There are different theories as regards to the rising debate on Subjects of International law but there are majorly three theories of International law. All three major theories and their explanation is mentioned below.
Realist theory
If we see what the followers of this theory think then we come to know that according to them the only subject of International law is the Nation States. They believe that the Nation-states are the only entities for whose conduct the International law comes into existence. The Nation States have separate legal entities and have their own rights, duties and obligations which they can possess under International law. So, according to the followers of the Realist theory, Nation-states are the ultimate and only subjects of International law.
Fictional theory
According to the supporters of the fictional theory the only subjects of international law are the individuals not the nation-states. The reason they gave that the legal orders are for the conduct of human beings and for their wellness. And there’s nothing much difference between Nation States and an individual because Nation States are the aggregate of the individuals. And according to the followers individuals are the sole subjects of International law.
Functional theory
In both the theories i.e.
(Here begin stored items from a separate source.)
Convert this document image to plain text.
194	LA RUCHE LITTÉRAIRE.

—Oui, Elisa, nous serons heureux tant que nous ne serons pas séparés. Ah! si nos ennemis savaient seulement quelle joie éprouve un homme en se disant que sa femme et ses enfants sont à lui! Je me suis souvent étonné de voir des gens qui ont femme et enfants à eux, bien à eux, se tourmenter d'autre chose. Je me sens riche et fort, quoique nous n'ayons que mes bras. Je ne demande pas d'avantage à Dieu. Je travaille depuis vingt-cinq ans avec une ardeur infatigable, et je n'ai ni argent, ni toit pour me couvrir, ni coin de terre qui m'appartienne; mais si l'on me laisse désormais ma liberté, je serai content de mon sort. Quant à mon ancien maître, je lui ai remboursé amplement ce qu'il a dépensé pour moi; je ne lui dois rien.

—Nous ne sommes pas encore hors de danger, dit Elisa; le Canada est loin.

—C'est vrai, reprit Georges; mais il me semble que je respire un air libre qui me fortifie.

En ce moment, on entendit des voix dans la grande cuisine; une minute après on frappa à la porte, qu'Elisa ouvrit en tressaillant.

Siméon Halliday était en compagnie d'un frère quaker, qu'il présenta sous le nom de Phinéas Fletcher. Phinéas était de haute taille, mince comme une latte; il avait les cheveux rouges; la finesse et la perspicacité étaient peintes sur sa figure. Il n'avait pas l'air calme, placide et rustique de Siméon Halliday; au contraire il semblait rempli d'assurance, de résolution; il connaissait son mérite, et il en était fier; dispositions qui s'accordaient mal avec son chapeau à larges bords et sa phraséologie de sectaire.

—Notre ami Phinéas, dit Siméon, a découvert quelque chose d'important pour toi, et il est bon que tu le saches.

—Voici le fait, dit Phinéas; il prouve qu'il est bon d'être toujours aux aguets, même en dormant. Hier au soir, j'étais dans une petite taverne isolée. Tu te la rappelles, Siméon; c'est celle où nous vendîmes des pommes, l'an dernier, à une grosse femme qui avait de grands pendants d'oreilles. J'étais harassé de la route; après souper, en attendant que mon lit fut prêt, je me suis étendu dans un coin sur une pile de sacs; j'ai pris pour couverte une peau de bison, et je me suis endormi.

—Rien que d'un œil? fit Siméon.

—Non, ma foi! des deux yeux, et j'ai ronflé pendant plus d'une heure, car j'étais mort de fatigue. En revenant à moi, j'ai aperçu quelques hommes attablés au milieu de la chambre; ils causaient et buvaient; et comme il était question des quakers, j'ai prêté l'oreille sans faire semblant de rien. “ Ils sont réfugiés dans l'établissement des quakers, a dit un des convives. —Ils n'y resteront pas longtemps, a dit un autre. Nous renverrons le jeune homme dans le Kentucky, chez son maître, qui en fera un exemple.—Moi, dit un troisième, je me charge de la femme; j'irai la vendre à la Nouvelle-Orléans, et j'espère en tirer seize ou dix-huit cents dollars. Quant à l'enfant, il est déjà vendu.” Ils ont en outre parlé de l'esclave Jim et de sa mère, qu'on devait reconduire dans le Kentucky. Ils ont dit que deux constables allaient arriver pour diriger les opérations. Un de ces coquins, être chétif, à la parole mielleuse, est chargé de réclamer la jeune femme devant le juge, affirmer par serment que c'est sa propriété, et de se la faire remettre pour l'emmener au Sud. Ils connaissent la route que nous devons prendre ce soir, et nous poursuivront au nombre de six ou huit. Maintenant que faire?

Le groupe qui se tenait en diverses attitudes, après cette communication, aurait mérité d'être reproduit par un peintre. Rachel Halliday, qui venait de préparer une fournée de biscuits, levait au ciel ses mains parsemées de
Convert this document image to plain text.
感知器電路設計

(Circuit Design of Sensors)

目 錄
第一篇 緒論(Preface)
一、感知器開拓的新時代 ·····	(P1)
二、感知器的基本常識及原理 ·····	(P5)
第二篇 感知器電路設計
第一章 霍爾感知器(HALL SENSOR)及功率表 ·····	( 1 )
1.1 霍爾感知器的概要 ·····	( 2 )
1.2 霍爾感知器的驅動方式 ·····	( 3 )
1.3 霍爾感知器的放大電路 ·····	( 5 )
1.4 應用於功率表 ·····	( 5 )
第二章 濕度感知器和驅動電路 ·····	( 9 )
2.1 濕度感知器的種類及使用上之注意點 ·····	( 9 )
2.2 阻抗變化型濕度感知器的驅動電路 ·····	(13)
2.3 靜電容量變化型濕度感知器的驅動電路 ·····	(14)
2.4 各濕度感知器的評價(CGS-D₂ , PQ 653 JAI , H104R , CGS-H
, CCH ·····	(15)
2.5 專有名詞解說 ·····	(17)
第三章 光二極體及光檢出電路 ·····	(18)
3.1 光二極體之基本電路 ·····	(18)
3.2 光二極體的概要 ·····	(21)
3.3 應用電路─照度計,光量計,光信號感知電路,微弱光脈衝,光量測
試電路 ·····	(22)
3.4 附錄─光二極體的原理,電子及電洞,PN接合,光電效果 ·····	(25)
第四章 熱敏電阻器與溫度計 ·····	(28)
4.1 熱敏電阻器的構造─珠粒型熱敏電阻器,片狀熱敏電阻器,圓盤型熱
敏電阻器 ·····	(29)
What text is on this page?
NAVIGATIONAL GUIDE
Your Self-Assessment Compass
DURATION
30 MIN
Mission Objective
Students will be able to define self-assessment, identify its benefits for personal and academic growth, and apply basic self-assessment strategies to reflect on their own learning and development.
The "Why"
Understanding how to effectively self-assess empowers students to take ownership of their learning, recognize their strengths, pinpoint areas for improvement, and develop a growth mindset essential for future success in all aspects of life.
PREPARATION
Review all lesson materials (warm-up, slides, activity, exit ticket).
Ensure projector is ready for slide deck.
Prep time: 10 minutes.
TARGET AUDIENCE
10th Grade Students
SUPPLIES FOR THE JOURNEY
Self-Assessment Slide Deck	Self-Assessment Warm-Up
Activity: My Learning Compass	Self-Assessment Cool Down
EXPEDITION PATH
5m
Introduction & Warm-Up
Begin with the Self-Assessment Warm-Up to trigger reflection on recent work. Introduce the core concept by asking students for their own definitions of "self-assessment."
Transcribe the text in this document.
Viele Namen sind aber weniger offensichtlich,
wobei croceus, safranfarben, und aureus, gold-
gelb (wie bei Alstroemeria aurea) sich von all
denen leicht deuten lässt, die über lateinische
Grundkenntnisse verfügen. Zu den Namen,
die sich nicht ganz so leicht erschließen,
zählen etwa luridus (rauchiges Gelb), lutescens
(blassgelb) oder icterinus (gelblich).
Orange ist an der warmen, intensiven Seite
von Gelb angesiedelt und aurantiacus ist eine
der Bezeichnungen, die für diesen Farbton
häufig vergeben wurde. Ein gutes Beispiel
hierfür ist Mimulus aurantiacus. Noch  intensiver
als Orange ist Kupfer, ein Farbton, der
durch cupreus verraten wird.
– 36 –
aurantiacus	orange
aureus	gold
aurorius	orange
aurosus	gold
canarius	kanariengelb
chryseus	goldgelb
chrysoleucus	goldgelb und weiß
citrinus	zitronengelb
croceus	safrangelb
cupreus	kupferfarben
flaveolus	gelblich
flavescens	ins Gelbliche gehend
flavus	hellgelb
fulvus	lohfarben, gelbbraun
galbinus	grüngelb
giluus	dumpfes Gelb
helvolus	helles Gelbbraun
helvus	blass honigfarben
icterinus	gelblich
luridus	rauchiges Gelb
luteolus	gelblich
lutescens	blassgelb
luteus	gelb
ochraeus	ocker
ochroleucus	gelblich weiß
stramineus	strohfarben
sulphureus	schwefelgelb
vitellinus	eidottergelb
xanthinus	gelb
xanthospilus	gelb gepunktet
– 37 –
Realistic and Fictional adopted their opinion without considering other subjects of International law. But the functional theory tends to meet both the extremist theories. According to this theory neither Nation States nor individuals are the only subjects of International law. Even, not only the Nation States and individuals are the subjects of International law but other entities have been granted international personality and status and considered as Subjects of International law.
After analyzing all the three theories then according to my view Functional theory is more accurate and best suited for the modern area of International law and also found suitable according to the world condition and trend. Declaring any one subject as the sole subject of International law is never a solution and hence, the other two theories lag behind than the Functional Theory.